Who organized the conference?

A committee called the Supreme Commission, made up of 100 Iraqis, including 20 former members of the U.S.-appointed Iraqi Governing Council (IGC), which was dissolved June 1. Fuad Masoum, the commission chairman, is a lawyer and one of the founders of the Patriotic Union of Kurdistan (PUK), one of two main Kurdish political parties.

How were the conference delegates selected?

About half the seats were filled by selection committees in each of Iraq’s 18 provinces. These committees reviewed applications and nominations and submitted their choices to the commission. Other delegates were nominated directly by members of the organizing committee. The United Nations also played a role; in the final stages of planning, U.N. representatives assisting the Iraqis requested that they include more than the originally scheduled 1,000 delegates. This was to better represent minority and other underrepresented groups, according to press reports.

Which political parties are participating?

The main political parties that opposed Saddam Hussein, as well as dozens of smaller political parties, says Qubad Talabani, the U.S. representative of the PUK.

These parties also participated in the IGC. They include:

Is exile leader Ahmed Chalabi attending?

No, but delegates from the Iraqi National Congress (INC), the anti-Saddam Hussein exile group he leads, are in attendance, says INC spokesman Entifadh Qanbar. Before the invasion of Iraq, Chalabi and his group worked closely with the Pentagon and, after being flown into Iraq by the U.S. military during the invasion, Chalabi served in a powerful position on the IGC. But he has since clashed with U.S. and Iraqi authorities. In May, U.S. military and Iraqi police raided his Baghdad home on suspicion that he passed U.S. secrets to Iran. On August 11, an Iraqi judge issued an arrest warrant for Chalabi on charges that he counterfeited Iraqi currency. Allawi has also ordered Chalabi’s primary Baghdad office closed. Police are keeping Chalabi from attending the conference, Qanbar said.

Are insurgents attending?

For the most part, no. Sadr, 31, refused to attend, though one delegate representing him showed up at the conference on its second day, according to news reports. Among the Sunnis, insurgents targeting U.S. and Iraqi forces in areas north and west of Baghdad, including Falluja and Ramadi, continue to fight and have not acknowledged the conference as legitimate. The Muslim Clerics Association, an influential Sunni group opposed to the U.S. presence in Iraq, is boycotting. Some 20 percent of Iraqis are Arab Sunnis; about 60 percent are Shiites; and some 20 percent are Sunni Kurds.

Did the conference start on time?

No. According to the annex of the Transitional Administrative Law passed by the IGC before the end of occupation, the conference was to start by the end of July. A two-week postponement, backed by U.N. representatives, was ordered by Allawi in order to allow more time to persuade Sadr and other leaders who oppose the political process to attend.

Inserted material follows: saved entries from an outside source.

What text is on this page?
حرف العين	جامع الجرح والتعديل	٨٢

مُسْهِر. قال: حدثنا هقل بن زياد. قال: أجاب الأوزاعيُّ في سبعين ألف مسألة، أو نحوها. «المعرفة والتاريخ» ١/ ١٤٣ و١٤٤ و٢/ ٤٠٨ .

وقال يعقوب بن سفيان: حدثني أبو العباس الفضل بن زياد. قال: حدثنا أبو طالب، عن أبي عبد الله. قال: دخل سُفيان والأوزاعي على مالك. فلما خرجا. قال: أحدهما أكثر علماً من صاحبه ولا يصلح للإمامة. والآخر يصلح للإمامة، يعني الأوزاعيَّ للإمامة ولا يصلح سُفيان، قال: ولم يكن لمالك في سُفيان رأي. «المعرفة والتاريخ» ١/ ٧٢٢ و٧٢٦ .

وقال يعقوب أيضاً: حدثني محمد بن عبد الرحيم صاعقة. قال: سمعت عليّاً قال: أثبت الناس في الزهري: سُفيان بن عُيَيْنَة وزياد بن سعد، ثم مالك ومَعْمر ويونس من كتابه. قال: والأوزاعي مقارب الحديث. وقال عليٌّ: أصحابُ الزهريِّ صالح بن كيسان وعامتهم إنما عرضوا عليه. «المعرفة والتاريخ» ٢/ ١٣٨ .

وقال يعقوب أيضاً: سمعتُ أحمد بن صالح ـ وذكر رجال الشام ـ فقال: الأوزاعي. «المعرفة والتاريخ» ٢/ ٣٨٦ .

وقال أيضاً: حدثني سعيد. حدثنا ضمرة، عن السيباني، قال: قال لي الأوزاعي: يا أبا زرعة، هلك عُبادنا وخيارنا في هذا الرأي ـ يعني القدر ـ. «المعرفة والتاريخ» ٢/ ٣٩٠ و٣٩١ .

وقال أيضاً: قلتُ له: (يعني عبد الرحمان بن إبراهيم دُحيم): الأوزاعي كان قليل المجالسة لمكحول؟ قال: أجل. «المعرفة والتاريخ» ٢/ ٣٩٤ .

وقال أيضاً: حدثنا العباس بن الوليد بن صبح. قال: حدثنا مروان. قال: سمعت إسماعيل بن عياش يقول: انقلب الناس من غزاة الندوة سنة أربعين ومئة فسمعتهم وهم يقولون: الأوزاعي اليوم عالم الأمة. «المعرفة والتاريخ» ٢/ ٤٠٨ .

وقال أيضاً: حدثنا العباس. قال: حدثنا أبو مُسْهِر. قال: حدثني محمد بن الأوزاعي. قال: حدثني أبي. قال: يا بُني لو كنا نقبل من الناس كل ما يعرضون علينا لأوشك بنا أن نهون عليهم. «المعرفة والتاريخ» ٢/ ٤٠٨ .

What will the National Council do?

It will serve as a check on the executive branch’s power and as a forum for Iraqis to discuss the problems facing the country and make suggestions to Allawi. While it will not be able to pass laws, it will:

  • oversee the work of the interim government and question ministers about their performance;
  • be authorized to veto prime ministerial executive orders with a two-thirds majority;
  • have the authority to replace the president and two vice presidents in the event of their resignation or death; and
  • approve the 2005 budget.

How will the National Conference delegates be chosen?

Nineteen of the 100 seats will go to former IGC members who are not currently serving in the interim government, according to the terms of the Transitional Administrative Law. The additional 81 delegates will be chosen at the National Conference by vote, most likely on August 18.

Where does the National Council fit in the evolution of the Iraqi government?

Council members—and any other Iraqi who meets some basic qualifications—will be eligible to run in the January 2005 elections for a 275-seat transitional assembly. That assembly will select the leaders of a transitional government and oversee the writing and ratification of a permanent constitution. Elections for a permanent government will occur by the end of 2005, according to a plan laid out in the Transitional Administrative Law.

Will participants in the National Council have an advantage in the elections?

Probably, many analysts say. The membership of the National Council will be broader than the IGC’s, but the council “will undoubtedly be dominated by the established parties, as the election probably will be,” says Kenneth Katzman, senior Middle East analyst at the Congressional Research Service. Some analysts doubt the National Council, with its brief, five-month lifespan, will be particularly influential. Instead, it will serve largely as a springboard for the elections. “This is not a process in which the Iraqi population as a whole is participating. It’s a small group of handpicked people coming together to pick a smaller group of handpicked people,” says Marina Ottaway, a senior associate at the Carnegie Endowment for International Peace.

What role is the United States playing at the conference?

U.S. officials helped to plan security, accommodations, and logistics for the national conference, said Ronald L. Schlicher, the State Department’s Iraq coordinator, in congressional testimony July 22. But the United States is not playing a central role at the event, says Ala Noori Talabani, Masoum’s chief of staff. U.S. representatives are attending only as observers.